I assume your concern about turnover is that it would get too low?
If not, applying a 21-day SMA on your alpha factor might do the trick.
What often worked for me without changing turnover rates is to store the weights and trade them later.
In this case I would make a list in initialize like:
context.wts = []
In the function where I normally would trade them, I store the weights in the list. And if the list is as long as the prefered delay (assuming daily rebalancing), I just take out the 0th element:
current_wts = what_my_alpha_factor_just_procuced
context.wts.append(current_wts)
if len(context.wts) > 21:
wts_to_trade_now = context.wts.pop(0)
Then order with the wts_to_trade_now.
Of course there are a few concerns about this:
First of all, I don't know if this approach would be considered as a bit hacky. But then again it's not so different from what Q does with the contest algos...
And allthough this works often, it doesn't always produce the desired effect (dont't ask me why, personally I think it should always work...).
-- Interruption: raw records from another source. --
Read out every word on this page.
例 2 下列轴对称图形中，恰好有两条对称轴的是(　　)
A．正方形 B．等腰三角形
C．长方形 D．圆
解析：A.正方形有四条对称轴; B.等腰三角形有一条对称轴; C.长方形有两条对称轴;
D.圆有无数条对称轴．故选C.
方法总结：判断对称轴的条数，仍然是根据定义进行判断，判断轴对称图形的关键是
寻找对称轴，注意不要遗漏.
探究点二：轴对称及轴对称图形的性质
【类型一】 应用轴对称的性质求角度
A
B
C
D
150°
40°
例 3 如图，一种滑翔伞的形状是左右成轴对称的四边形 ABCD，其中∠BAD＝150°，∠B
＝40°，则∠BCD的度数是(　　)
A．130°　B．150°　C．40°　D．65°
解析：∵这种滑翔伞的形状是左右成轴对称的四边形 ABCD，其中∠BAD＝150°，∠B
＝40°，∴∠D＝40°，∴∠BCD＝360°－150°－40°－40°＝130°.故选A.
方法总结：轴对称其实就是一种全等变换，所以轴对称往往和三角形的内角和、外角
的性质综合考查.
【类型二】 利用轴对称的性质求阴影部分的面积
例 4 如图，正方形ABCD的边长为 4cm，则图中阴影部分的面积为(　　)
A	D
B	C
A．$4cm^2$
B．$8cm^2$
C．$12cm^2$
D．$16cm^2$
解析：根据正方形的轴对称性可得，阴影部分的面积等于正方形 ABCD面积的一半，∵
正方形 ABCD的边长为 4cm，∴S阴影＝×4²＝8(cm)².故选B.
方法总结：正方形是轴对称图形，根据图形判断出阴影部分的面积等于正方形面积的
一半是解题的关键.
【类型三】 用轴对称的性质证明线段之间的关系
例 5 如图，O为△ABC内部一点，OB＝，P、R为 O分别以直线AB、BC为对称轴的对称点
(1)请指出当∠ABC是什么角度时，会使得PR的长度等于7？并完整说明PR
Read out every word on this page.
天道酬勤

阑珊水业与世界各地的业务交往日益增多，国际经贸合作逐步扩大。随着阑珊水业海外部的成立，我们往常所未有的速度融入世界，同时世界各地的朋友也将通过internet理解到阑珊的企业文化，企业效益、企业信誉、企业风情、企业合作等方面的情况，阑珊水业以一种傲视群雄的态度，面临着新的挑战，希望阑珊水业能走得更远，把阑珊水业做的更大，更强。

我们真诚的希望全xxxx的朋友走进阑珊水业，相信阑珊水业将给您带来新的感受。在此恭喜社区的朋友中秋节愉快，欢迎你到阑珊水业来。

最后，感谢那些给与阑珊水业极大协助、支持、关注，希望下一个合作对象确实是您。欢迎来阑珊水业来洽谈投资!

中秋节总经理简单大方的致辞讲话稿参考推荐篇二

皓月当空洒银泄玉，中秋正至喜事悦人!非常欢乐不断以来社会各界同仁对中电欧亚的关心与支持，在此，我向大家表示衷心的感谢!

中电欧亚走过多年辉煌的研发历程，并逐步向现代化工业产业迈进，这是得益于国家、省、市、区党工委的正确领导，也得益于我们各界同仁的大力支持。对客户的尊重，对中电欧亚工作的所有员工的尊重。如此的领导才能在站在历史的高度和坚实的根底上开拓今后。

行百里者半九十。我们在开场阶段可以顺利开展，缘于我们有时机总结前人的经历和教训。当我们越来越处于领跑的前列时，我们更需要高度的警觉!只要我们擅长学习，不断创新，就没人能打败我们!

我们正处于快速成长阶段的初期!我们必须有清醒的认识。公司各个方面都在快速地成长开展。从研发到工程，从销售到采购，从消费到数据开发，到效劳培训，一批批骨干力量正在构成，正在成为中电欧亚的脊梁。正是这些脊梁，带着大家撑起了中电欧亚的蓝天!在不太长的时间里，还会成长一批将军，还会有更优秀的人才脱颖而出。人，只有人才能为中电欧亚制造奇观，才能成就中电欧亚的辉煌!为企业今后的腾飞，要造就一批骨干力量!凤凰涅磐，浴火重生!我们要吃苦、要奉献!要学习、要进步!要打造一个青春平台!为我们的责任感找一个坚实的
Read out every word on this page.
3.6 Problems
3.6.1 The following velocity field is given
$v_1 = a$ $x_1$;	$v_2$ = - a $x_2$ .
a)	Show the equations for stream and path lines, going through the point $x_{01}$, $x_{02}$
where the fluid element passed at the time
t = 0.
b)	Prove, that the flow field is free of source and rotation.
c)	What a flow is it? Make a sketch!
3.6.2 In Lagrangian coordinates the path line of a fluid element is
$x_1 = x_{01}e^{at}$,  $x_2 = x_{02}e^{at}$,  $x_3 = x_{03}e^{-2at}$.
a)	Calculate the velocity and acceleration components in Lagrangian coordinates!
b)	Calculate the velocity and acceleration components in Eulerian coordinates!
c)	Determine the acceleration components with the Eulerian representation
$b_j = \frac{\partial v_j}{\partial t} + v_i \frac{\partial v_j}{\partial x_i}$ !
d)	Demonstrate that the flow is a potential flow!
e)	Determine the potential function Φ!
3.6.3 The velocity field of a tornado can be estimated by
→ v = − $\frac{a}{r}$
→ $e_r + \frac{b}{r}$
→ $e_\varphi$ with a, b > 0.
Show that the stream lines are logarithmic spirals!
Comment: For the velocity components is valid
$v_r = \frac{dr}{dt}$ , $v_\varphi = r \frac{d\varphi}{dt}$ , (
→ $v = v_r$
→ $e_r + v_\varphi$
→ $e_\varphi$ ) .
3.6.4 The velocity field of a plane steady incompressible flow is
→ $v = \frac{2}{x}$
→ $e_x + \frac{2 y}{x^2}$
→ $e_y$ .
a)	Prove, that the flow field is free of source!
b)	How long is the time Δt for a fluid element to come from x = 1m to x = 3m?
Finnaly, what will we trade in the first 21 days? The current weights? Then there will very likely be a turnover spike on day 21. Nothing? This will mean a zero turnover rate for that time. In both cases you might get problems with the contest criteria. You could try to ease them in, like adding them to the current weights with slowly increasing weights. So far I wasn't able to get rid of the spike completely. However, I haven't tried this in the contest and if the spike is not too high you might get away with it...
I hope this helps!
Any feedback and comments are appreciated.